Lebanon has officially adopted a new exchange rate on imports ten times the previous level, in a move that will deepen economic misery in a country already suffering hardship.
The new customs exchange rate of 15,000 Lebanese pounds a dollar replaces the previous rate of 1,500, which was in use for nearly three years.
The customs dollar is the price for calculating the customs value of imports, and is paid in Lebanese pounds.
Public concern has already risen about the ability to control instability in the markets, as merchants began adding goods to be included on the new rate.
Imports in the first seven months of this year reached $10.5 billion, and the total import for the whole year may reach $18 billion, which is a record close to pre-crisis levels, and it was interpreted as a preemption to raise the customs dollar rate.
Imported goods included cars, phones and electrical and electronic equipment.
Amin Salam, the caretaker economy minister, said on Friday that he would not authorize any additional fees that would pile further pressure on consumers buying essential items such as food.
He added that 70 percent of food commodities were exempt, and their prices would not be affected by the new rate.
The remaining products would be studied carefully, he said, adding that the government had “demanded the exemption of additional commodities, which delayed the issuance of the exempted commodities lists.”
Lebanon is suffering its worst economic crises in decades and a dramatic deterioration in the value of the national currency, which hit 41,500 to the dollar on the black market on Friday.
Salam added that his ministry, the Internal Security Forces and the State Security Apparatus had obtained signed pledges from merchants that stock already in Lebanon would be sold at the previous dollar exchange rate.
The merchants signed the pledge after some initial hesitation, he added.
Mounir Al-Bassat, head of the Syndicate of Food Industries in Lebanon, said that most raw materials for the food industry were exempt from customs, and that a lot of food was grown locally.
Al-Bassat said that the share of local produce in markets had risen from less than 30 percent before the economic crisis began to bite to between 50 percent and 60 percent now.
The raising of the exchange rate is one of the demands of the International Monetary Fund, along with raising customs and tax duties.
Bechara Al-Asmar, head of the General Labor Union, told Arab News that the state still had no economic recovery plan.
“All we are doing is reacting.

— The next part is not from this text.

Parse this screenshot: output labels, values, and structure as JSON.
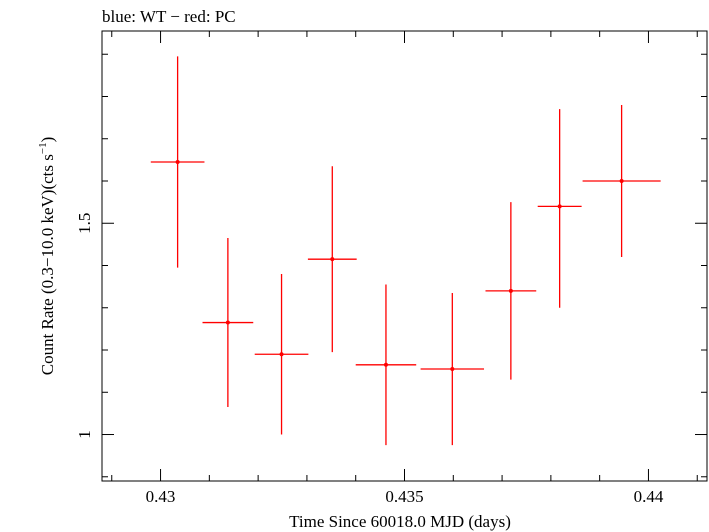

Daily remedies for crises absorbed by the worsening collapse,” he said, adding that the government was paralysed by disagreements.
He noted that the fall in the value of the Lebanese pound had led some employers to pay a portion of salaries in dollars. Those dollars are now subject to a new tax.
Value added tax, or VAT, which is applied on purchases and some services, is also set to rise ten-fold in line with the change in customs rates, and could happen as soon as February when the official exchange rate is unified with the new customs level.